Real-time vehicle classification
An OpenCV capture pipeline feeds a ResNet50 inference loop on a Raspberry Pi 4, with sub-second end-to-end latency and 97% accuracy. The pipeline is the project — the model is just a component inside it.
When I first profiled this system, the model was not the bottleneck. The capture loop was. OpenCV was happily handing me 1080p frames that the model immediately downsized. I was paying for resolution I was throwing away. Dropping the capture resolution at the source took more latency off the system than any model change I ever made.
That is the lesson I keep relearning in CV: look at the whole pipeline. Optimise the part that is actually slow, not the part you assume is slow.
Vision at the edge
Optimized pre-processing, frame skipping, and a separate capture thread keep the vision loop responsive on constrained edge hardware. Most of the wins came from getting out of the model's way, not from changing the model.

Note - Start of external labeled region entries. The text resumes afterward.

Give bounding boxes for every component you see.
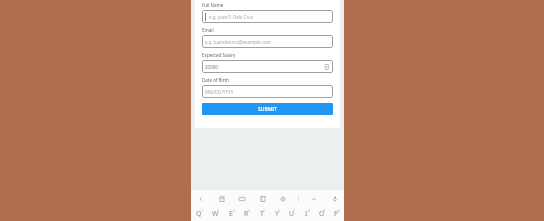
staticText: T bbox=[260, 209, 264, 219]
staticText: 6 bbox=[278, 208, 281, 213]
staticText: 0 bbox=[338, 208, 341, 213]
staticText: R bbox=[244, 209, 249, 219]
staticText: MM/DD/YYYY bbox=[205, 89, 234, 95]
staticText: 7 bbox=[293, 208, 296, 213]
staticText: SUBMIT bbox=[258, 106, 277, 113]
button[interactable]: T bbox=[254, 207, 269, 221]
button[interactable]: W bbox=[207, 207, 223, 221]
staticText: Email bbox=[202, 27, 214, 33]
staticText: 3 bbox=[233, 208, 236, 213]
button[interactable]: Minimize bbox=[308, 193, 319, 204]
button[interactable]: e.g. Juan P. Dela Cruz bbox=[202, 10, 333, 23]
staticText: e.g. juandelcruz@example.com bbox=[205, 39, 271, 45]
button[interactable]: 20000 bbox=[202, 60, 333, 73]
staticText: U bbox=[289, 209, 295, 219]
button[interactable]: Back bbox=[195, 193, 206, 204]
staticText: Y bbox=[275, 209, 279, 219]
button[interactable]: I bbox=[299, 207, 314, 221]
button[interactable]: R bbox=[239, 207, 254, 221]
staticText: 9 bbox=[323, 208, 326, 213]
button[interactable]: Translate bbox=[257, 193, 268, 204]
button[interactable]: P bbox=[329, 207, 344, 221]
button[interactable]: Q bbox=[191, 207, 207, 221]
button[interactable]: Y bbox=[269, 207, 284, 221]
staticText: e.g. Juan P. Dela Cruz bbox=[209, 14, 254, 20]
staticText: 2 bbox=[217, 208, 220, 213]
staticText: E bbox=[229, 209, 233, 219]
staticText: Expected Salary bbox=[202, 52, 236, 58]
button[interactable]: E bbox=[223, 207, 239, 221]
staticText: 4 bbox=[248, 208, 251, 213]
staticText: Full Name bbox=[202, 2, 224, 8]
button[interactable]: GIF bbox=[236, 193, 247, 204]
staticText: W bbox=[212, 209, 219, 219]
button[interactable]: MM/DD/YYYY bbox=[202, 85, 333, 98]
staticText: 20000 bbox=[205, 64, 218, 70]
button[interactable]: U bbox=[284, 207, 299, 221]
staticText: 5 bbox=[263, 208, 266, 213]
staticText: Q bbox=[196, 209, 202, 219]
button[interactable]: SUBMIT bbox=[202, 103, 333, 115]
button[interactable]: O bbox=[314, 207, 329, 221]
staticText: P bbox=[334, 209, 339, 219]
other: Salary info bbox=[324, 64, 330, 70]
button[interactable]: Settings bbox=[277, 193, 288, 204]
button[interactable]: Clipboard bbox=[216, 193, 227, 204]
staticText: 1 bbox=[201, 208, 204, 213]
staticText: I bbox=[305, 209, 308, 219]
staticText: O bbox=[319, 209, 325, 219]
button[interactable]: e.g. juandelcruz@example.com bbox=[202, 35, 333, 48]
staticText: Date of Birth bbox=[202, 77, 229, 83]
staticText: 8 bbox=[308, 208, 311, 213]
button[interactable]: Voice input bbox=[329, 193, 340, 204]
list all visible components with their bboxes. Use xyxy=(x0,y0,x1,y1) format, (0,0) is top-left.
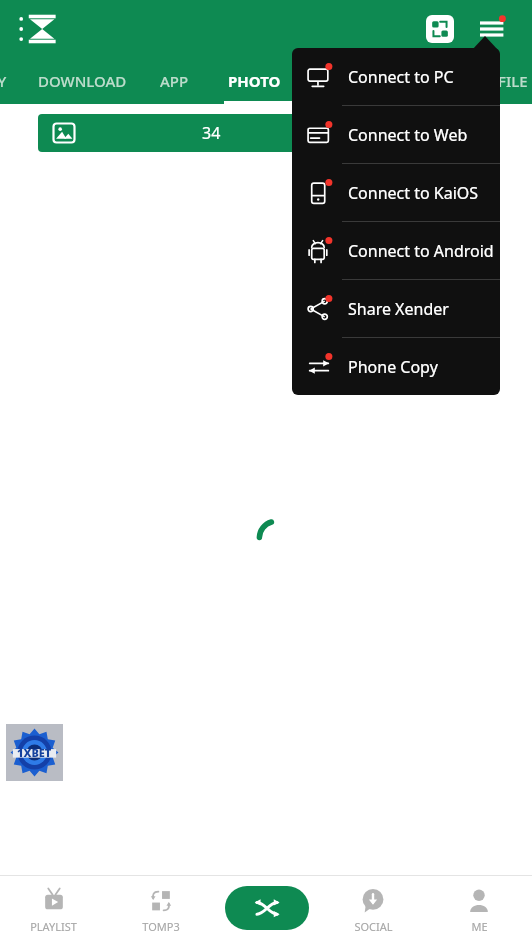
button[interactable] xyxy=(394,114,494,152)
staticText: RY xyxy=(0,71,7,91)
button[interactable]: Xender xyxy=(12,3,64,55)
staticText: Connect to Android xyxy=(348,240,494,262)
button[interactable]: FILE xyxy=(498,58,528,104)
staticText: Share Xender xyxy=(348,298,449,320)
button[interactable]: Phone Copy xyxy=(292,338,500,395)
staticText: Connect to KaiOS xyxy=(348,182,479,204)
staticText: SOCIAL xyxy=(354,919,393,934)
button[interactable]: Transfer xyxy=(420,9,460,49)
staticText: Connect to PC xyxy=(348,66,454,88)
button[interactable]: Menu xyxy=(470,7,514,51)
staticText: FILE xyxy=(498,71,528,91)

The single change that bought me the most: a producer-consumer setup where one thread reads frames into a small ring buffer and another thread pulls the freshest frame for inference. Old frames get dropped. The model is always working on the most recent frame, never the oldest one. The user-visible effect is that the system feels 'alive' even when load spikes.
For edge CV, this kind of structural plumbing matters more than the cool things you can do with the model. The cool things only show up if the plumbing holds.
Stack
Python, OpenCV, TensorFlow, NumPy, and a Raspberry Pi 4 — the same hardware the demos run on, not a stand-in. Developing on the target is one of those things I resisted at first and now insist on. The Pi has its own quirks — clock throttling under load, USB camera bandwidth limits, SD card latency — and you only respect them when you live with them.
Why CV at the edge is worth the trouble
Cloud CV is easier. But the moment you need a closed-loop reaction — a barrier that lifts, a light that changes, a robot that swerves — the round-trip to a cloud GPU stops making sense. The decision has to live next to the camera.
That is the niche I keep coming back to. Vision systems that have to act, not just observe. They are harder to build, harder to debug, and far more interesting to ship.